Both the subject matter and the style of Apollon pay homage to the aesthetic of the French Baroque, but with a difference. Here, Stravinsky deliberately confined himself to the most chastely classical of means, avoiding violent contrasts and paring the elements down to their simplest form. He used only the strings of the orchestra in order to cultivate the purest classical lines. While honoring the era of Lully and Couperin, he eschewed all baroque embellishments. Right from the beginning of the ballet, "The Birth of Apollo," the string line has a beautiful long arching form and an attractive sound based on a pure diatonic harmony.
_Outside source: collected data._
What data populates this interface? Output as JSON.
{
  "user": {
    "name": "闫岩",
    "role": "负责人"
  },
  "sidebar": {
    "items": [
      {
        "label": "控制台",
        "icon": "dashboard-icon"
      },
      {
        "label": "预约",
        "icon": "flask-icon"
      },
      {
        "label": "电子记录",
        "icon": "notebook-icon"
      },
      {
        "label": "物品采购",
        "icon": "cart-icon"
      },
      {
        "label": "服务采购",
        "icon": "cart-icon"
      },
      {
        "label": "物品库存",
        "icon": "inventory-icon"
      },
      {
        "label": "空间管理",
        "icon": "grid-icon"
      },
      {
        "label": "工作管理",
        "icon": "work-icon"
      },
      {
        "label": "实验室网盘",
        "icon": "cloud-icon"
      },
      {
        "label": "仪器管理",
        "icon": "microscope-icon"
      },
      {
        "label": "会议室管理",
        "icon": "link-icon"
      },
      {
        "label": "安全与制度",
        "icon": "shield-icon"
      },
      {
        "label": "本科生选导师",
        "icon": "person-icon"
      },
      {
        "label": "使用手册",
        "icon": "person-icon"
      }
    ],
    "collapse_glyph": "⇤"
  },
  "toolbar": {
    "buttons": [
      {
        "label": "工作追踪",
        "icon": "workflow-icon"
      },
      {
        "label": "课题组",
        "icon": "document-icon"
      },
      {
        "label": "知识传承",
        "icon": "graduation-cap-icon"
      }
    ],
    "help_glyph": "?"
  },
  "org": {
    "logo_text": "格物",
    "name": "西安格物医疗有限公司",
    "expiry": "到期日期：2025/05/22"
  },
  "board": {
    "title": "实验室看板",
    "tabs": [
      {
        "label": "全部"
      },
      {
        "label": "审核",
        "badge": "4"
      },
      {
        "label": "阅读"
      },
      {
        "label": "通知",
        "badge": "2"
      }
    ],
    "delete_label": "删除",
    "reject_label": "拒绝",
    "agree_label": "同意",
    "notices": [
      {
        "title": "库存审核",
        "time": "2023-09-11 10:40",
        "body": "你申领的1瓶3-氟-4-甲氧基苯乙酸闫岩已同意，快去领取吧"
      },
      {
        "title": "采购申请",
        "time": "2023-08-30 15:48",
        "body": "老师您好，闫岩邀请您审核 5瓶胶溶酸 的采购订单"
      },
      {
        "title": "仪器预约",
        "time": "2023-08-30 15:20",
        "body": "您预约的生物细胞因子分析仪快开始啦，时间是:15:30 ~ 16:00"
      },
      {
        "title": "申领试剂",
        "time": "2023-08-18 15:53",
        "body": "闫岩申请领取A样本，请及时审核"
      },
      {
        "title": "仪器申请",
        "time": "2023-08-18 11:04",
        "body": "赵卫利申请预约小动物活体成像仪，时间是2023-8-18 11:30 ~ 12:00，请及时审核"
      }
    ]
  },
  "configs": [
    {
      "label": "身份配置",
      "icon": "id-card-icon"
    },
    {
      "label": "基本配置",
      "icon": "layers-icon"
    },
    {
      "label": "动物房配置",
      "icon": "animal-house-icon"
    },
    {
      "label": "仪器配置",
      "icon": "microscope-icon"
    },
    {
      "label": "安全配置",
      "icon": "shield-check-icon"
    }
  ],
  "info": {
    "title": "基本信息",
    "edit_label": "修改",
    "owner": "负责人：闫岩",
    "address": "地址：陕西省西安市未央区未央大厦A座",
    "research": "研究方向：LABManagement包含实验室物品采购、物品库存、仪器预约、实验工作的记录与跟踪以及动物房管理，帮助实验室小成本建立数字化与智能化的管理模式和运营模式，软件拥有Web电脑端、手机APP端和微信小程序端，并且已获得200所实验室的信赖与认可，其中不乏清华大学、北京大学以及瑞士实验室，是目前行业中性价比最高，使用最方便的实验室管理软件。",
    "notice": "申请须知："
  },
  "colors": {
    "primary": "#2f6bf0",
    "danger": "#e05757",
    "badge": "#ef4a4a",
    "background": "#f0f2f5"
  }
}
What Stravinsky aimed at in Apollon was a ballet blanc, the most basic dance forms unencumbered by a story with the usual romantic elements. "Discipline and restraint . . . sustained oneness of tone and feeling" was his objective. The story is almost beside the point. Apollo meets and dances with three of the Muses, handmaidens of the arts: Calliope (epic poetry), Polyhymnia (sacred hymn), and Terpsichore (dance and choral songs). After a nobly eloquent pas de deux, he leads them off to their home on Parnassus, but not before the music changes its character and we hear the rhythms of modern popular dance in the Coda. The mood becomes dark and unsettled in the Apothéose at the very end, perhaps reflecting the between-wars malaise of the times. It is as if Stravinsky, the modern man, exiled from his native land, were speaking to us in his own voice. Janiczek and the COE capture this mood better than I've heard it done elsewhere.
When Sergei Diaghilev, impresario of les Ballets Russes, suggested to Stravinsky that he compose a work based on the spirit of 18th century Neapolitan composer Giovanni Battista Pergolesi, the Russian composer at first demurred, then found himself utterly enchanted by the music: "I looked, and I fell in love." The result was the ballet Pulcinella, one of Stravinsky's most happily inspired creations. Here, baroque meets modern in the form of recomposed dance melodies and arias given heightened rhythmic and dynamic emphasis with cunning harmonic touches and off-beat accents that make the work more of an original creation than any mere arrangement could possibly be. The thumping beats, the exaggeratedly languid musical line of the Serenata, the frenetic pace of the Scherzino, Tarantella, and Finale, all are pure Stravinsky. And he replicates the oddly assorted composition of a band of street musicians in the person of a slightly flat trombone and a groaning double bass in the Vivo movement. As with Apollon, the performance by Janiczek and company is a revelation.